Refused Instructions
Plaintiff contends it was error for the trial court to refuse to give Plaintiff’s requested Instruction Nos. 4, 5, 7, 11, 14, 16 and U.J.I. 17.6. Plaintiff makes two attacks on the trial court’s refusal. Plaintiff first argues that because these instructions were given in the first trial of this case they became the law of the case.
The doctrine of law of the case recognized in this state is that the rule applies to questions specifically decided as well as those necessarily included. Ute Park Summer Homes Association v. Maxwell Land Grant Co., 83 N.M. 558, 494 P.2d 971 (1972). I would hold that uncontested instructions given in the trial of a case which is subsequently retried do not fall within the doctrine of law of the case. Thoroughbred Motor Court v. Allen Co., 296 S.W.2d 690 (Ky.App.1956).
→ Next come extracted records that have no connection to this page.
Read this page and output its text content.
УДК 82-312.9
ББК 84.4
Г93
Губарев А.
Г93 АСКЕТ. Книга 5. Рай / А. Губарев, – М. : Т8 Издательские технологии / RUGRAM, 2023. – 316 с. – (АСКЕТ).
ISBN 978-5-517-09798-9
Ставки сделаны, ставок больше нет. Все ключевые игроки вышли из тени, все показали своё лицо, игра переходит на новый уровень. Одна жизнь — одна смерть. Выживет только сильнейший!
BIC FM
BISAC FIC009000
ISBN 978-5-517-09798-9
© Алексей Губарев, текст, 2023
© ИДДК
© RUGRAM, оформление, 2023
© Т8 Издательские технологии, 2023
Trial Court’s Instructions 4 & 5
The trial court instructed:
“A poor medical result is not, in itself, evidence of any wrong doing by the doctor. The Court has determined, as a matter of law, that Plaintiff has failed to prove that the surgery was negligently performed and you must not consider this question in arriving at your verdict.” “There is no issue of Dr. Gerety’s competency to perform the surgery of November 13, 1967. You are to disregard any suggestion that the physician did not possess the knowledge and ability to perform the surgery.”
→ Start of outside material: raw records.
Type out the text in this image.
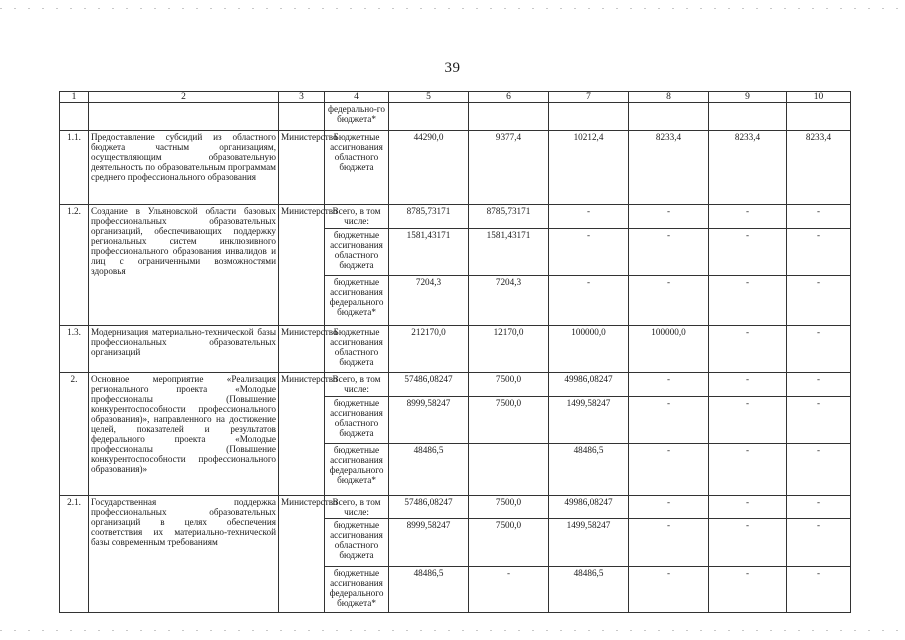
39
1	2	3	4	5	6	7	8	9	10
			федерально-го бюджета*						
1.1.	Предоставление субсидий из областного бюджета частным организациям, осуществляющим образовательную деятельность по образовательным программам среднего профессионального образования	Министерство	Бюджетные ассигнования областного бюджета	44290,0	9377,4	10212,4	8233,4	8233,4	8233,4
1.2.	Создание в Ульяновской области базовых профессиональных образовательных организаций, обеспечивающих поддержку региональных систем инклюзивного профессионального образования инвалидов и лиц с ограниченными возможностями здоровья	Министерство	Всего, в том числе:	8785,73171	8785,73171	-	-	-	-
			бюджетные ассигнования областного бюджета	1581,43171	1581,43171	-	-	-	-
			бюджетные ассигнования федерального бюджета*	7204,3	7204,3	-	-	-	-
1.3.	Модернизация материально-технической базы профессиональных образовательных организаций	Министерство	Бюджетные ассигнования областного бюджета	212170,0	12170,0	100000,0	100000,0	-	-
2.	Основное мероприятие «Реализация регионального проекта «Молодые профессионалы (Повышение конкурентоспособности профессионального образования)», направленного на достижение целей, показателей и результатов федерального проекта «Молодые профессионалы (Повышение конкурентоспособности профессионального образования)»	Министерство	Всего, в том числе:	57486,08247	7500,0	49986,08247	-	-	-
			бюджетные ассигнования областного бюджета	8999,58247	7500,0	1499,58247	-	-	-
			бюджетные ассигнования федерального бюджета*	48486,5		48486,5	-	-	-
2.1.	Государственная поддержка профессиональных образовательных организаций в целях обеспечения соответствия их материально-технической базы современным требованиям	Министерство	Всего, в том числе:	57486,08247	7500,0	49986,08247	-	-	-
			бюджетные ассигнования областного бюджета	8999,58247	7500,0	1499,58247	-	-	-
			бюджетные ассигнования федерального бюджета*	48486,5	-	48486,5	-	-	-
The function of this court is to correct erroneous results and not to correct errors which even if corrected would not change the result. Gough v. Famariss Oil and Refining Company, 83 N.M. 710, 496 P.2d 1106 (1972); Wright v. Brem, 81 N.M. 410, 467 P.2d 736 (1970). An appellant has the burden of showing he is prejudiced by erroneous instructions. Jewell v. Seidenberg, 82 N.M. 120, 477 P.2d 296 (1970).
When the quoted instructions are read in context with all the instructions as they must be they do not present prejudicial error to the Plaintiff.
While I do not approve the specific language of trial court Instruction No. 4, I note that counsel for Plaintiff did invite such an instruction by a persistent attempt to inject the issue of “negligent surgery” into the case. (Tr. 208).
It was not reversible error for the trial court to give its Instructions 4 and 5.